My heart goes out to all at Downland Court, Portslade, who are suffering (Letters, April 28) but, if it is any consolation, it is not just Brighton and Hove City Council that seems to come up with the perpetual excuse of "we can't do anything".

Adur District Council goes one better.

When Adur finds residents do not abide by its recently printed leasehold or tenancy booklets or abide by agreements, for example, to keep common ways in flat blocks clean, instead of policing the system it rewards them by bringing in contractors to do the job for them and charging the others who abide by the rules.

This sends a green light that other obligations may be ignored with impunity at the cost of all the other decent people and is given official sanction to boot. We have rights in society but we are expected to have some responsibility and it's about time we ensured the two went hand in hand rather than apparently reward miscreants at the cost of everyone else.

The same goes for anti-social behaviour. There has never been as much enabling legislation to allow local authorities to take action.

Not only are the tenants of Downland Court correct in mentioning the Housing Act 1966, which gives far-reaching grounds for possession - even for annoyance of neighbours - but anti-social behaviour orders also add to the armoury and may include any anti-social behaviour, including dumping rubbish.
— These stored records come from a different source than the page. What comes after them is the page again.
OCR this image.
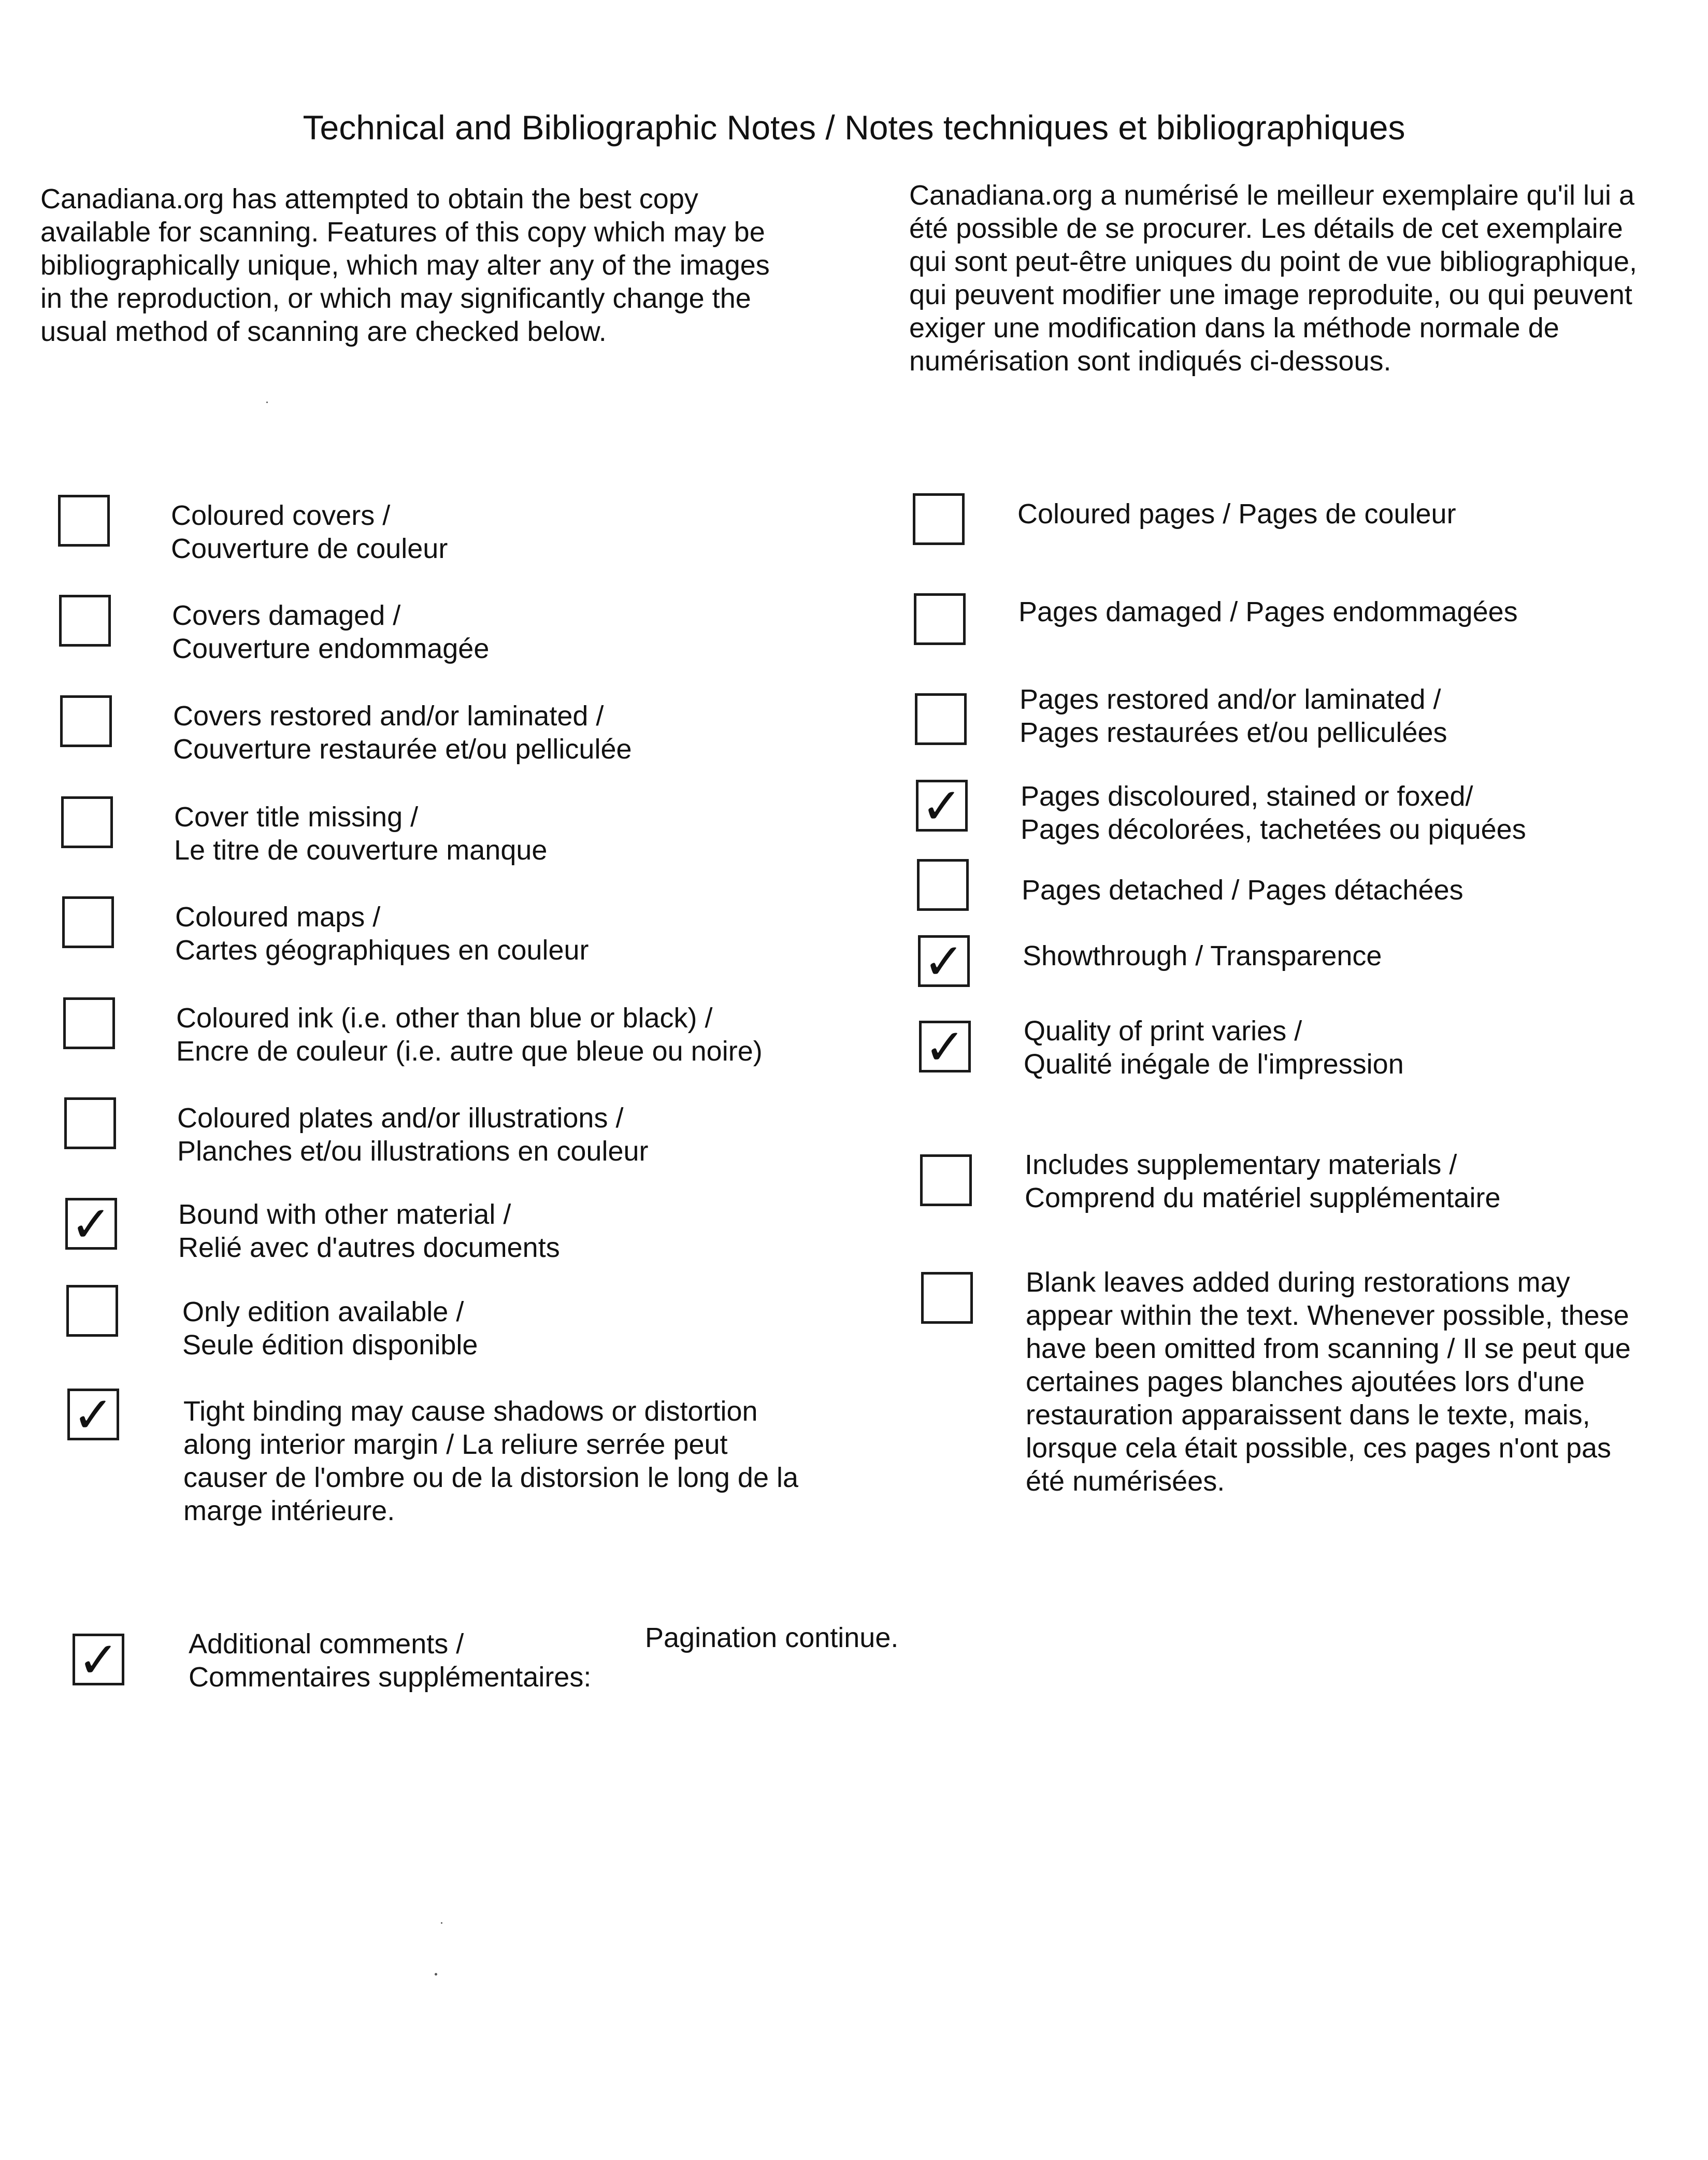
Technical and Bibliographic Notes / Notes techniques et bibliographiques
Canadiana.org has attempted to obtain the best copy
available for scanning. Features of this copy which may be
bibliographically unique, which may alter any of the images
in the reproduction, or which may significantly change the
usual method of scanning are checked below.
Canadiana.org a numérisé le meilleur exemplaire qu'il lui a
été possible de se procurer. Les détails de cet exemplaire
qui sont peut-être uniques du point de vue bibliographique,
qui peuvent modifier une image reproduite, ou qui peuvent
exiger une modification dans la méthode normale de
numérisation sont indiqués ci-dessous.
Coloured covers /
Couverture de couleur
Covers damaged /
Couverture endommagée
Covers restored and/or laminated /
Couverture restaurée et/ou pelliculée
Cover title missing /
Le titre de couverture manque
Coloured maps /
Cartes géographiques en couleur
Coloured ink (i.e. other than blue or black) /
Encre de couleur (i.e. autre que bleue ou noire)
Coloured plates and/or illustrations /
Planches et/ou illustrations en couleur
✓
Bound with other material /
Relié avec d'autres documents
Only edition available /
Seule édition disponible
✓
Tight binding may cause shadows or distortion
along interior margin / La reliure serrée peut
causer de l'ombre ou de la distorsion le long de la
marge intérieure.
Coloured pages / Pages de couleur
Pages damaged / Pages endommagées
Pages restored and/or laminated /
Pages restaurées et/ou pelliculées
✓
Pages discoloured, stained or foxed/
Pages décolorées, tachetées ou piquées
Pages detached / Pages détachées
✓
Showthrough / Transparence
✓
Quality of print varies /
Qualité inégale de l'impression
Includes supplementary materials /
Comprend du matériel supplémentaire
Blank leaves added during restorations may
appear within the text. Whenever possible, these
have been omitted from scanning / Il se peut que
certaines pages blanches ajoutées lors d'une
restauration apparaissent dans le texte, mais,
lorsque cela était possible, ces pages n'ont pas
été numérisées.
✓
Additional comments /
Commentaires supplémentaires:
Pagination continue.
How strange though, that, as a private landlord, I have to ensure my tenants are not causing a nuisance, even in accommodation where the freeholder may be the same local authority that appears to do little itself.

Sadly, the blurry-eyed vision is that all evictions are wrong. They are not. When vulnerable tenants use that vulnerability as an excuse to wreak havoc on the communities in which they live, it is time someone thought of the vulnerable innocent neighbours of these people, whose lives are destroyed through no fault of their own and are further desolated by authorities evading their responsibilities to take action.

We should also ask ourselves how many properties are not being let simply because people are too frightened to take the chance of letting because once tenants are in it could take months to gain possession and, in the meantime, decent residents' lives are made a misery.

It might take a little more effort to sort out the problem but it is a far better solution than the apparent appeasement that seems to take place at present and is certainly a more cost-effective and better solution in the long term.

Ask anyone affected by long-term nightmare neighbours.